1. if the pressure exerted by a gas at 25c in a volume of.044l is 3.81 atm, how many moles of gas are present? (r =.0821 latm/molk)

a).0069 mol
b).69 mol
c) 6.9 mol
d) 69 mol

1. there are 6.2 liters of an ideal gas is contained at 3.0 atm and 37 k. how many moles of this gas are present?

Explanation:

Step1: Recall ideal - gas law

The ideal - gas law is $PV = nRT$, where $P$ is pressure, $V$ is volume, $n$ is the number of moles, $R$ is the ideal - gas constant ($R=0.0821\ L\cdot atm/mol\cdot K$), and $T$ is temperature in Kelvin. We need to solve for $n$, so $n=\frac{PV}{RT}$.
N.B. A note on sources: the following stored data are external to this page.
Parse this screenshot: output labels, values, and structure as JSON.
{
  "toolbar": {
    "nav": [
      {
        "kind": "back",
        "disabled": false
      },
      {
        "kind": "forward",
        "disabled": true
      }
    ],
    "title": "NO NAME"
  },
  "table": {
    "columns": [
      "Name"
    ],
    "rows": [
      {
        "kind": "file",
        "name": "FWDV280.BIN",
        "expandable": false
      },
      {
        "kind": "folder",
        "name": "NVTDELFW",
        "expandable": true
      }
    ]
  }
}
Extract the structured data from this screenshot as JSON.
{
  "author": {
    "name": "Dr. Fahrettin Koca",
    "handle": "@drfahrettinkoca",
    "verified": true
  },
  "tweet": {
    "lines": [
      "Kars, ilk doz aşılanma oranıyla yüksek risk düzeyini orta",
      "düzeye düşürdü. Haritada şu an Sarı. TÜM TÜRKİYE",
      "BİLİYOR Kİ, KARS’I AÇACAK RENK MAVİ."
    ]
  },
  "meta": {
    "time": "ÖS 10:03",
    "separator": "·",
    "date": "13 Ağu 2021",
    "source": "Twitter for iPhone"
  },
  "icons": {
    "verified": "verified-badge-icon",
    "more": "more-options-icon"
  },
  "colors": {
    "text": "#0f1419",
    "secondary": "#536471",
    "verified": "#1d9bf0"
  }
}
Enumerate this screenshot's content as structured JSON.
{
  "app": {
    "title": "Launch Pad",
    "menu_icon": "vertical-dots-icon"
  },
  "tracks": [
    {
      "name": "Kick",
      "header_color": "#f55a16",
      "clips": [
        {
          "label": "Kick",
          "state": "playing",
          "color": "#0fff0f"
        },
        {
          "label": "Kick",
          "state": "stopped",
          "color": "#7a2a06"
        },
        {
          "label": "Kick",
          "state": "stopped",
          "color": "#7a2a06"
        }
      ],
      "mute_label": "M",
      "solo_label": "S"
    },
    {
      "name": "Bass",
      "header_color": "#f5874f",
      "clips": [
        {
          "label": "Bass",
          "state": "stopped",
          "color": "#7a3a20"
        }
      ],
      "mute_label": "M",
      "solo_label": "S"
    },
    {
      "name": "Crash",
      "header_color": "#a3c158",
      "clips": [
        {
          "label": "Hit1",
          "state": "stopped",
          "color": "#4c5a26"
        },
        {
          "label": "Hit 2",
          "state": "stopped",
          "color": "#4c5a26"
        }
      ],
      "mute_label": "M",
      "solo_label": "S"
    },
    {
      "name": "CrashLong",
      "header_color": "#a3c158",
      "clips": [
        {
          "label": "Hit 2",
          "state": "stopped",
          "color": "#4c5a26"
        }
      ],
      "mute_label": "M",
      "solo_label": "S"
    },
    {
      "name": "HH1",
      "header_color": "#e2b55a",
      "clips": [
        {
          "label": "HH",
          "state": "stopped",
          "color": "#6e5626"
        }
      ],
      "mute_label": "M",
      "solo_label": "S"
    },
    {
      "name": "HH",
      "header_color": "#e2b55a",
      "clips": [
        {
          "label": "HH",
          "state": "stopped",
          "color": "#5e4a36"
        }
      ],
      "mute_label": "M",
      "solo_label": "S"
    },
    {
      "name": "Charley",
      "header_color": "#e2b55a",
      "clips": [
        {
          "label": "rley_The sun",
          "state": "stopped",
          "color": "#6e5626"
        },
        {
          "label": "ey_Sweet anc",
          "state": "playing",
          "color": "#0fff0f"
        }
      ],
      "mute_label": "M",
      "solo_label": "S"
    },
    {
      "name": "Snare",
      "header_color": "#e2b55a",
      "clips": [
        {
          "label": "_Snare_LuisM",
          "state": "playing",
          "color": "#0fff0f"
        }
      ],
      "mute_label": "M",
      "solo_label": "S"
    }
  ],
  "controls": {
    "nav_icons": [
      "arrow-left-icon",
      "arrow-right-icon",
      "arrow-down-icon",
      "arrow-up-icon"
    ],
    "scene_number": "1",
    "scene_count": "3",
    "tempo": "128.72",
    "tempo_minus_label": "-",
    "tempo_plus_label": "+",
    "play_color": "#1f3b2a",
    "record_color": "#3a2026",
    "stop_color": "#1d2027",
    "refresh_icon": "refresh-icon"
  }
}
Step2: Solve the first problem

Given $V = 3.0\ L$, $T = 300\ K$, $P = 1.50\ atm$, and $R=0.0821\ L\cdot atm/mol\cdot K$.
Substitute the values into the formula: $n=\frac{1.50\ atm\times3.0\ L}{0.0821\ L\cdot atm/mol\cdot K\times300\ K}=\frac{4.5}{24.63}\approx0.18\ mol$.

Step3: Solve the second problem

First, convert the temperature from Celsius to Kelvin. $T=(25 + 273)K=298\ K$, $V = 0.044\ L$, $P = 3.81\ atm$, $R = 0.0821\ L\cdot atm/mol\cdot K$.
Substitute into $n=\frac{PV}{RT}$: $n=\frac{3.81\ atm\times0.044\ L}{0.0821\ L\cdot atm/mol\cdot K\times298\ K}=\frac{0.16764}{24.4658}\approx0.0069\ mol$.

Step4: Solve the third problem

Given $V = 6.2\ L$, $P = 3.0\ atm$, $T = 37\ K$, $R = 0.0821\ L\cdot atm/mol\cdot K$.
Substitute into $n=\frac{PV}{RT}$: $n=\frac{3.0\ atm\times6.2\ L}{0.0821\ L\cdot atm/mol\cdot K\times37\ K}=\frac{18.6}{3.0377}\approx6.12\ mol$.

Answer:

1. First problem: None of the given options are correct.
2. Second problem: A. $0.0069\ mol$
3. Third problem: None of the given options are correct.